The primary site of infection is the skin, mainly through traumatic or surgical wounds contaminated with mycobacteria (Baral et al., 2006; Smith et al., 2009; Vishkautsan et al., 2016). Some fast-growing mycobacteria show a predilection to replicate in lipid-rich tissues, such as the ventral abdominal and inguinal areas, particularly after surgical wound contamination, causing cutaneous panniculitis (Fig. 1).

Fig. 1. Mycobacterial infection in ventral abdomen (courtesy Richard Malik, University of Sydney Veterinary School)

Fig. 1. Mycobacterial infection in ventral abdomen (courtesy Richard Malik, University of Sydney Veterinary School)

A case of lipoid pneumonia caused by mycobacterial infection has been reported (Couto and Artacho, 2007). Dissemination from the skin and systemic infections are not commonly caused by bacteria of this group, with exception of MAC infections which easily disseminate (Jordan et al., 1994; Barry et al., 2002; Malik et al., 2002; De Groot et al., 2010; Rivière et al., 2011). However, a recent paper reported three cats with NTM disseminated infections (respiratory, gastrointestinal) in immunocompetent cats (Pekkarinen et al., 2018).

Feline leprosy

The primary site of infection is the skin, with localised subcutaneous granulomas and less commonly disseminated skin granulomas (Horne and Kunkle, 2009).

Clinical signs

Although there are some trends in clinical manifestations associated with the type of mycobacterial species involved, it should be noted that it is not possible to determine the mycobacterial species based on clinical presentation alone.
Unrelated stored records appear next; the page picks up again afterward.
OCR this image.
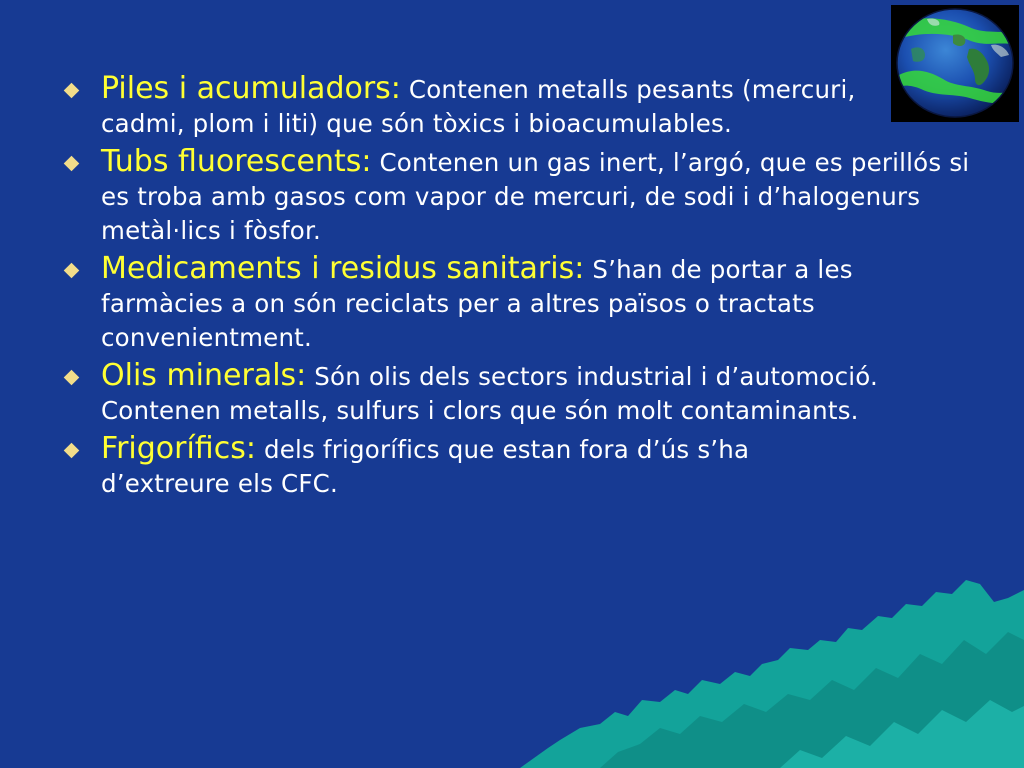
Piles i acumuladors: Contenen metalls pesants (mercuri, cadmi, plom i liti) que són tòxics i bioacumulables.
Tubs fluorescents: Contenen un gas inert, l’argó, que es perillós si es troba amb gasos com vapor de mercuri, de sodi i d’halogenurs metàl·lics i fòsfor.
Medicaments i residus sanitaris: S’han de portar a les farmàcies a on són reciclats per a altres països o tractats convenientment.
Olis minerals: Són olis dels sectors industrial i d’automoció. Contenen metalls, sulfurs i clors que són molt contaminants.
Frigorífics: dels frigorífics que estan fora d’ús s’ha d’extreure els CFC.
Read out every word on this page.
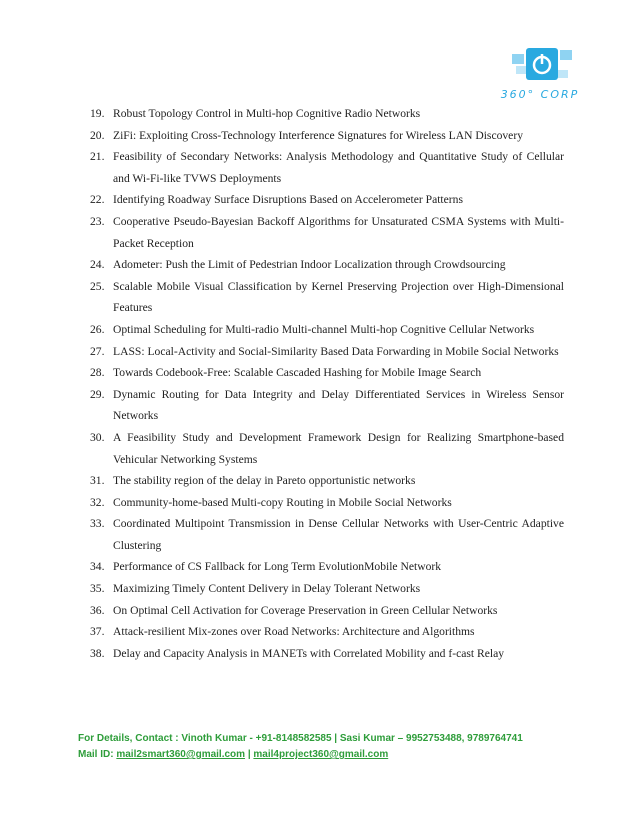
360° CORP
19. Robust Topology Control in Multi-hop Cognitive Radio Networks
20. ZiFi: Exploiting Cross-Technology Interference Signatures for Wireless LAN Discovery
21. Feasibility of Secondary Networks: Analysis Methodology and Quantitative Study of Cellular and Wi-Fi-like TVWS Deployments
22. Identifying Roadway Surface Disruptions Based on Accelerometer Patterns
23. Cooperative Pseudo-Bayesian Backoff Algorithms for Unsaturated CSMA Systems with Multi-Packet Reception
24. Adometer: Push the Limit of Pedestrian Indoor Localization through Crowdsourcing
25. Scalable Mobile Visual Classification by Kernel Preserving Projection over High-Dimensional Features
26. Optimal Scheduling for Multi-radio Multi-channel Multi-hop Cognitive Cellular Networks
27. LASS: Local-Activity and Social-Similarity Based Data Forwarding in Mobile Social Networks
28. Towards Codebook-Free: Scalable Cascaded Hashing for Mobile Image Search
29. Dynamic Routing for Data Integrity and Delay Differentiated Services in Wireless Sensor Networks
30. A Feasibility Study and Development Framework Design for Realizing Smartphone-based Vehicular Networking Systems
31. The stability region of the delay in Pareto opportunistic networks
32. Community-home-based Multi-copy Routing in Mobile Social Networks
33. Coordinated Multipoint Transmission in Dense Cellular Networks with User-Centric Adaptive Clustering
34. Performance of CS Fallback for Long Term EvolutionMobile Network
35. Maximizing Timely Content Delivery in Delay Tolerant Networks
36. On Optimal Cell Activation for Coverage Preservation in Green Cellular Networks
37. Attack-resilient Mix-zones over Road Networks: Architecture and Algorithms
38. Delay and Capacity Analysis in MANETs with Correlated Mobility and f-cast Relay
For Details, Contact : Vinoth Kumar - +91-8148582585 | Sasi Kumar – 9952753488, 9789764741
Mail ID: mail2smart360@gmail.com | mail4project360@gmail.com
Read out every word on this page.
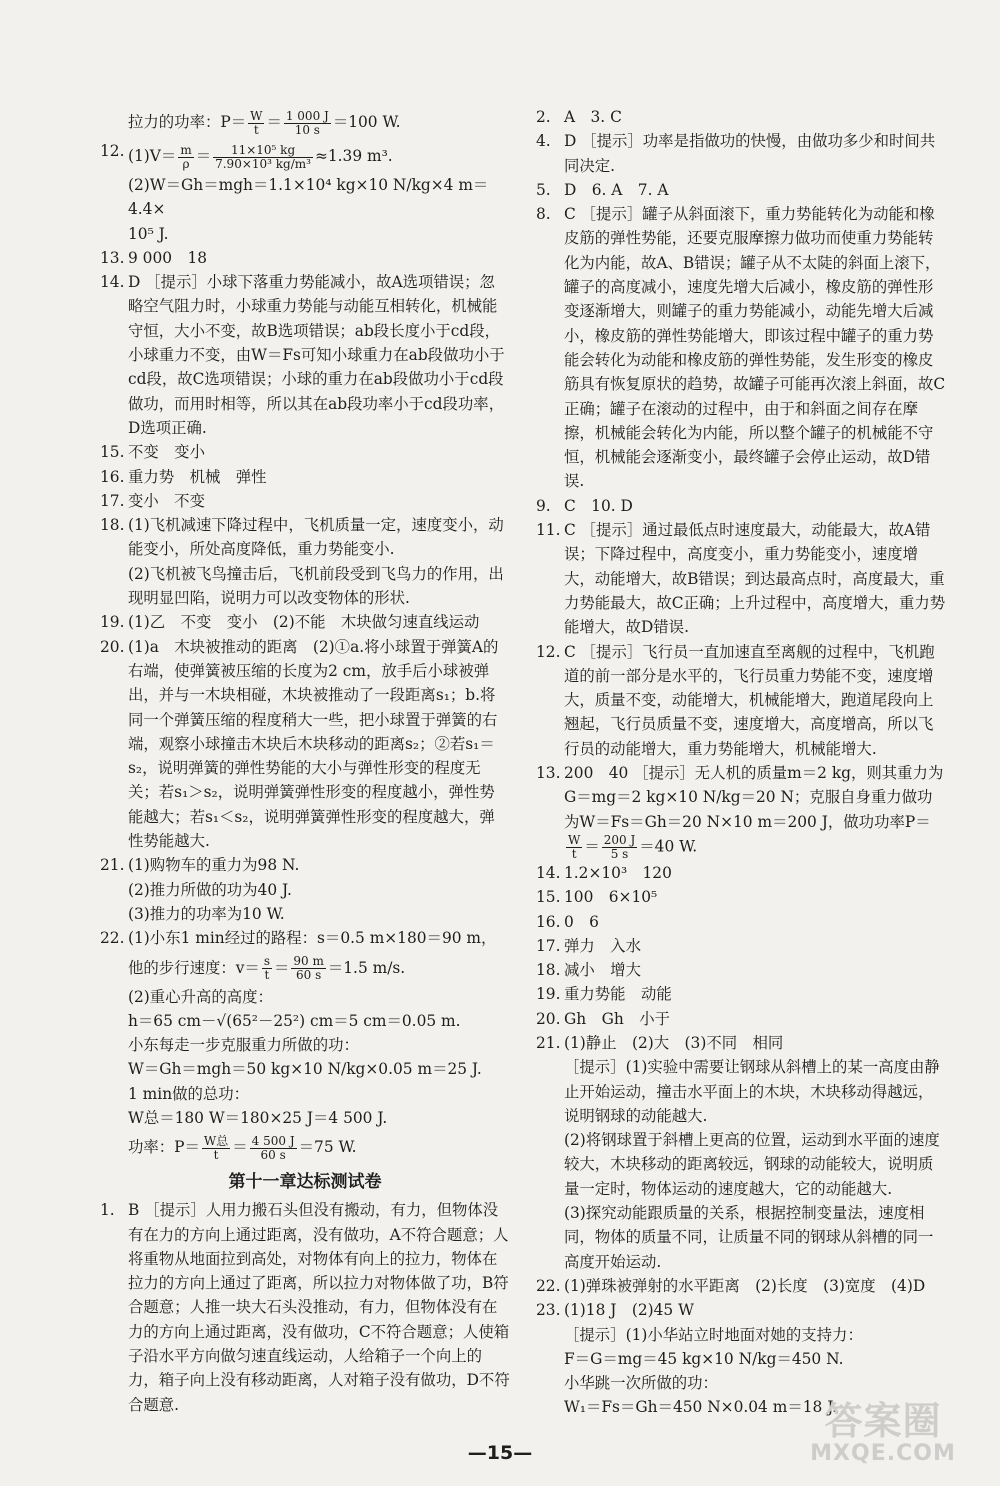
拉力的功率：$P= \frac{W}{t} = \frac{1 000 J}{10 s} =100$ W.
12. $(1)V= \frac{m}{\rho} = \frac{\text{11×10⁵ kg}}{\text{7.90×10³ kg/m³}} \approx 1.39$ m³.
(2)W＝Gh＝mgh＝1.1×10⁴ kg×10 N/kg×4 m＝4.4×
10⁵ J.
13. 9 000　18
14. D ［提示］小球下落重力势能减小，故A选项错误；忽略空气阻力时，小球重力势能与动能互相转化，机械能守恒，大小不变，故B选项错误；ab段长度小于cd段，小球重力不变，由W＝Fs可知小球重力在ab段做功小于cd段，故C选项错误；小球的重力在ab段做功小于cd段做功，而用时相等，所以其在ab段功率小于cd段功率，D选项正确.
15. 不变　变小
16. 重力势　机械　弹性
17. 变小　不变
18. (1)飞机减速下降过程中，飞机质量一定，速度变小，动能变小，所处高度降低，重力势能变小.
(2)飞机被飞鸟撞击后，飞机前段受到飞鸟力的作用，出现明显凹陷，说明力可以改变物体的形状.
19. (1)乙　不变　变小　(2)不能　木块做匀速直线运动
20. (1)a　木块被推动的距离　(2)①a.将小球置于弹簧A的右端，使弹簧被压缩的长度为2 cm，放手后小球被弹出，并与一木块相碰，木块被推动了一段距离s₁；b.将同一个弹簧压缩的程度稍大一些，把小球置于弹簧的右端，观察小球撞击木块后木块移动的距离s₂；②若s₁＝s₂，说明弹簧的弹性势能的大小与弹性形变的程度无关；若s₁＞s₂，说明弹簧弹性形变的程度越小，弹性势能越大；若s₁＜s₂，说明弹簧弹性形变的程度越大，弹性势能越大.
21. (1)购物车的重力为98 N.
(2)推力所做的功为40 J.
(3)推力的功率为10 W.
22. (1)小东1 min经过的路程：s＝0.5 m×180＝90 m，
他的步行速度：$v= \frac{s}{t} = \frac{90 m}{60 s} =1.5$ m/s.
(2)重心升高的高度：
h＝65 cm－√(65²－25²) cm＝5 cm＝0.05 m.
小东每走一步克服重力所做的功：
W＝Gh＝mgh＝50 kg×10 N/kg×0.05 m＝25 J.
1 min做的总功：
W总＝180 W＝180×25 J＝4 500 J.
功率：$P= \frac{\text{W总}}{t} = \frac{4 500 J}{60 s} =75$ W.
第十一章达标测试卷
1. B ［提示］人用力搬石头但没有搬动，有力，但物体没有在力的方向上通过距离，没有做功，A不符合题意；人将重物从地面拉到高处，对物体有向上的拉力，物体在拉力的方向上通过了距离，所以拉力对物体做了功，B符合题意；人推一块大石头没推动，有力，但物体没有在力的方向上通过距离，没有做功，C不符合题意；人使箱子沿水平方向做匀速直线运动，人给箱子一个向上的力，箱子向上没有移动距离，人对箱子没有做功，D不符合题意.
2. A　3. C
4. D ［提示］功率是指做功的快慢，由做功多少和时间共同决定.
5. D　6. A　7. A
8. C ［提示］罐子从斜面滚下，重力势能转化为动能和橡皮筋的弹性势能，还要克服摩擦力做功而使重力势能转化为内能，故A、B错误；罐子从不太陡的斜面上滚下，罐子的高度减小，速度先增大后减小，橡皮筋的弹性形变逐渐增大，则罐子的重力势能减小，动能先增大后减小，橡皮筋的弹性势能增大，即该过程中罐子的重力势能会转化为动能和橡皮筋的弹性势能，发生形变的橡皮筋具有恢复原状的趋势，故罐子可能再次滚上斜面，故C正确；罐子在滚动的过程中，由于和斜面之间存在摩擦，机械能会转化为内能，所以整个罐子的机械能不守恒，机械能会逐渐变小，最终罐子会停止运动，故D错误.
9. C　10. D
11. C ［提示］通过最低点时速度最大，动能最大，故A错误；下降过程中，高度变小，重力势能变小，速度增大，动能增大，故B错误；到达最高点时，高度最大，重力势能最大，故C正确；上升过程中，高度增大，重力势能增大，故D错误.
12. C ［提示］飞行员一直加速直至离舰的过程中，飞机跑道的前一部分是水平的，飞行员重力势能不变，速度增大，质量不变，动能增大，机械能增大，跑道尾段向上翘起，飞行员质量不变，速度增大，高度增高，所以飞行员的动能增大，重力势能增大，机械能增大.
13. 200　40 ［提示］无人机的质量m＝2 kg，则其重力为G＝mg＝2 kg×10 N/kg＝20 N；克服自身重力做功为W＝Fs＝Gh＝20 N×10 m＝200 J，做功功率P＝
$\frac{W}{t} = \frac{200 J}{5 s} =40$ W.
14. 1.2×10³　120
15. 100　6×10⁵
16. 0　6
17. 弹力　入水
18. 减小　增大
19. 重力势能　动能
20. Gh　Gh　小于
21. (1)静止　(2)大　(3)不同　相同
［提示］(1)实验中需要让钢球从斜槽上的某一高度由静止开始运动，撞击水平面上的木块，木块移动得越远，说明钢球的动能越大.
(2)将钢球置于斜槽上更高的位置，运动到水平面的速度较大，木块移动的距离较远，钢球的动能较大，说明质量一定时，物体运动的速度越大，它的动能越大.
(3)探究动能跟质量的关系，根据控制变量法，速度相同，物体的质量不同，让质量不同的钢球从斜槽的同一高度开始运动.
22. (1)弹珠被弹射的水平距离　(2)长度　(3)宽度　(4)D
23. (1)18 J　(2)45 W
［提示］(1)小华站立时地面对她的支持力：
F＝G＝mg＝45 kg×10 N/kg＝450 N.
小华跳一次所做的功：
W₁＝Fs＝Gh＝450 N×0.04 m＝18 J.
—15—
答案圈
MXQE.COM
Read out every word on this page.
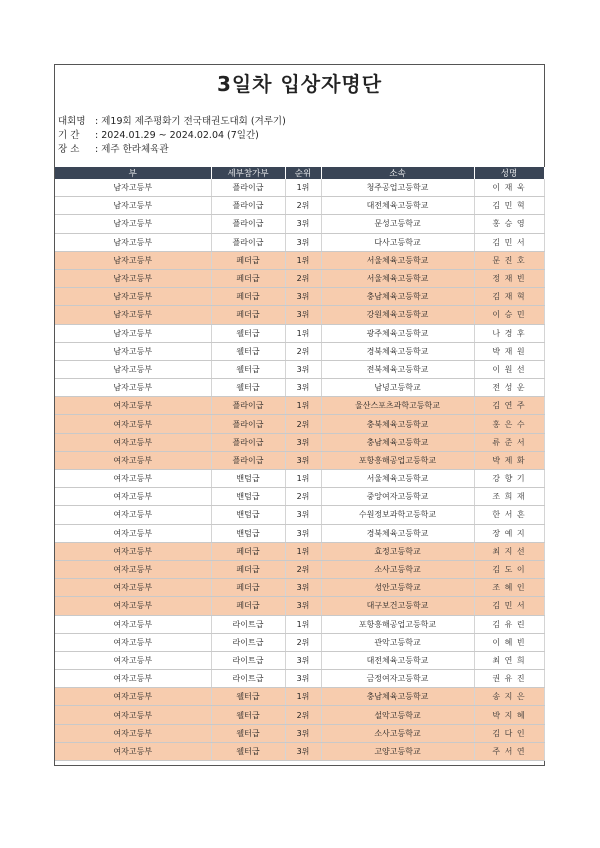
3일차 입상자명단
대회명 : 제19회 제주평화기 전국태권도대회 (겨루기)
기 간 : 2024.01.29 ~ 2024.02.04 (7일간)
장 소 : 제주 한라체육관
부	세부참가부	순위	소속	성명
남자고등부	플라이급	1위	청주공업고등학교	이 재 욱
남자고등부	플라이급	2위	대전체육고등학교	김 민 혁
남자고등부	플라이급	3위	문성고등학교	홍 승 영
남자고등부	플라이급	3위	다사고등학교	김 민 서
남자고등부	페더급	1위	서울체육고등학교	문 진 호
남자고등부	페더급	2위	서울체육고등학교	정 재 빈
남자고등부	페더급	3위	충남체육고등학교	김 재 혁
남자고등부	페더급	3위	강원체육고등학교	이 승 민
남자고등부	웰터급	1위	광주체육고등학교	나 경 후
남자고등부	웰터급	2위	경북체육고등학교	박 재 원
남자고등부	웰터급	3위	전북체육고등학교	이 원 선
남자고등부	웰터급	3위	남녕고등학교	전 성 운
여자고등부	플라이급	1위	울산스포츠과학고등학교	김 연 주
여자고등부	플라이급	2위	충북체육고등학교	홍 은 수
여자고등부	플라이급	3위	충남체육고등학교	류 준 서
여자고등부	플라이급	3위	포항흥해공업고등학교	박 제 화
여자고등부	밴텀급	1위	서울체육고등학교	강 향 기
여자고등부	밴텀급	2위	중앙여자고등학교	조 희 재
여자고등부	밴텀급	3위	수원정보과학고등학교	한 서 흔
여자고등부	밴텀급	3위	경북체육고등학교	장 예 지
여자고등부	페더급	1위	효정고등학교	최 지 선
여자고등부	페더급	2위	소사고등학교	김 도 이
여자고등부	페더급	3위	성안고등학교	조 혜 인
여자고등부	페더급	3위	대구보건고등학교	김 민 서
여자고등부	라이트급	1위	포항흥해공업고등학교	김 유 린
여자고등부	라이트급	2위	관악고등학교	이 혜 빈
여자고등부	라이트급	3위	대전체육고등학교	최 연 희
여자고등부	라이트급	3위	금정여자고등학교	권 유 진
여자고등부	웰터급	1위	충남체육고등학교	송 지 은
여자고등부	웰터급	2위	설악고등학교	박 지 혜
여자고등부	웰터급	3위	소사고등학교	김 다 인
여자고등부	웰터급	3위	고양고등학교	주 서 연
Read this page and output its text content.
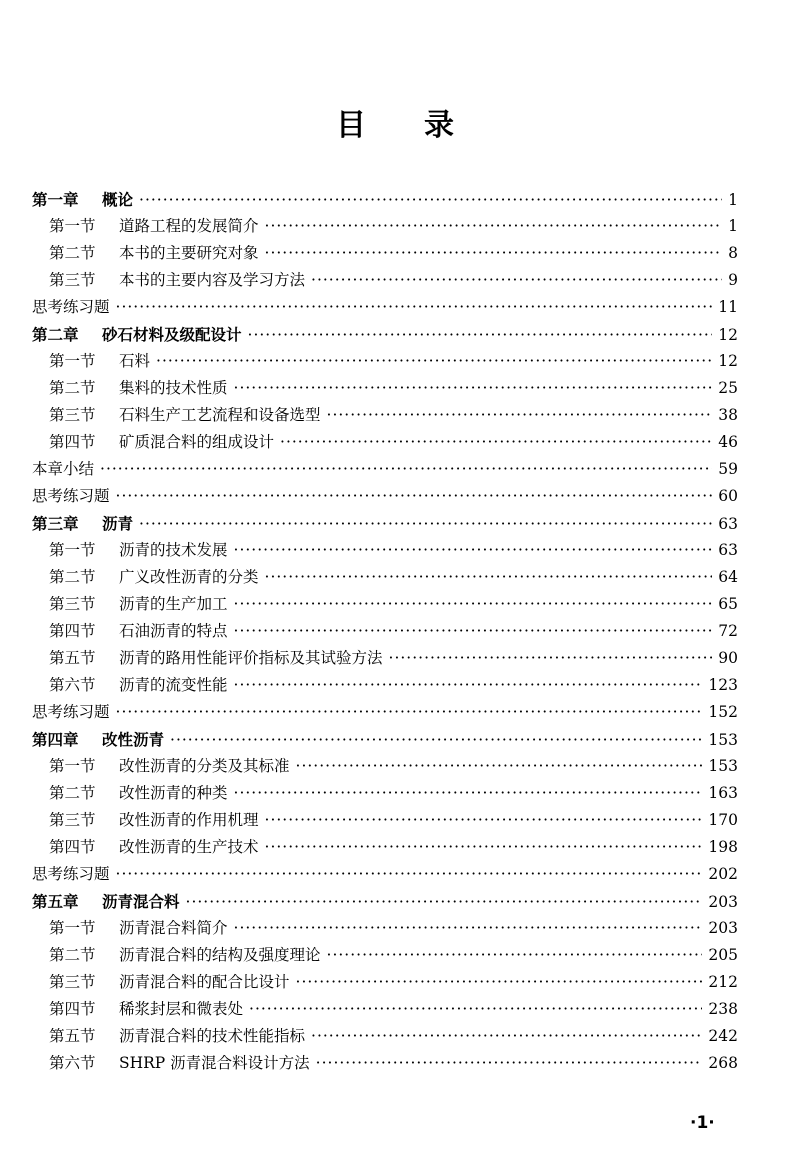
目录
第一章	概论 ·····	1
第一节	道路工程的发展简介 ·····	1
第二节	本书的主要研究对象 ·····	8
第三节	本书的主要内容及学习方法 ·····	9
思考练习题 ·····	11
第二章	砂石材料及级配设计 ·····	12
第一节	石料 ·····	12
第二节	集料的技术性质 ·····	25
第三节	石料生产工艺流程和设备选型 ·····	38
第四节	矿质混合料的组成设计 ·····	46
本章小结 ·····	59
思考练习题 ·····	60
第三章	沥青 ·····	63
第一节	沥青的技术发展 ·····	63
第二节	广义改性沥青的分类 ·····	64
第三节	沥青的生产加工 ·····	65
第四节	石油沥青的特点 ·····	72
第五节	沥青的路用性能评价指标及其试验方法 ·····	90
第六节	沥青的流变性能 ·····	123
思考练习题 ·····	152
第四章	改性沥青 ·····	153
第一节	改性沥青的分类及其标准 ·····	153
第二节	改性沥青的种类 ·····	163
第三节	改性沥青的作用机理 ·····	170
第四节	改性沥青的生产技术 ·····	198
思考练习题 ·····	202
第五章	沥青混合料 ·····	203
第一节	沥青混合料简介 ·····	203
第二节	沥青混合料的结构及强度理论 ·····	205
第三节	沥青混合料的配合比设计 ·····	212
第四节	稀浆封层和微表处 ·····	238
第五节	沥青混合料的技术性能指标 ·····	242
第六节	SHRP 沥青混合料设计方法 ·····	268
·1·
Most mycobacterial infections occur in immunocompetent animals (Gunn-Moore et al., 1996; Gunn-Moore et al., 2011a). Cases in cats with primary or acquired immunodeficiency, such as with retrovirus infection, have been reported with disseminated MAC infections and NTM slow-growing mycobacterial infections  (Hughes et al., 1999; De Lorenzi and Solano-Gallego, 2009). One case of an atypical mycobacterial infection in a cat with an idiopathic CD4+ lymphopenia was documented (Meeks et al., 2008). Two cases (MAC disseminated infection and mycobacterial osteomyelitis) have been reported after renal transplantation and long-term immunosuppressive therapy with cyclosporine (Griffin et al., 2003; Lo et al., 2012). One case of disseminated M. avium subspecies hominissuis associated with ascites in a feline immunodeficiency virus infected cat has been described (Paharsingh et al., 2020).

Cutaneous forms

M. microti, the NTM mycobacteria and feline leprosy species are the most common mycobacteria producing skin lesions. These commonly consist of dermal nodules, non-healing wounds with draining tracts and ulceration (Baral et al., 2006; Horne and Kunkle, 2009; Smith et al., 2009; Gunn-Moore et al., 2011a; Gunn-Moore et al., 2013) (Figs. 2, 3, 4).

Fig. 2. Ulcerated skin nodule in M. microti (courtesy of Richard Malik, University of Sydney Veterinary School)

Fig. 2. Ulcerated skin nodule in M. microti (courtesy of Richard Malik, University of Sydney Veterinary School)

Fig. 3. Subcutaneous nodules in lepra (courtesy of Richard Malik, University of Sydney Veterinary School)

Fig. 3. Subcutaneous nodules in lepra (courtesy of Richard Malik, University of Sydney Veterinary School)

Fig. 4. Subcutaneous nodules in lepra (courtesy of Richard Malik, University of Sydney Veterinary School)

Fig. 4. Subcutaneous nodules in lepra (courtesy of Richard Malik, University of Sydney Veterinary School)

Common locations are the facial area, extremities, tail base, perineum, ventral thorax and abdomen. Lesions can be solitary or multiple (Smith et al., 2009; Gunn-Moore et al., 2011a). Multiple skin lesions can result from local spread or haematogenous dissemination. Local or generalised lymphadenopathy is present in about half of the cases and can be the only clinical sign (especially submandibular and praescapular) (Gunn-Moore et al., 2011a).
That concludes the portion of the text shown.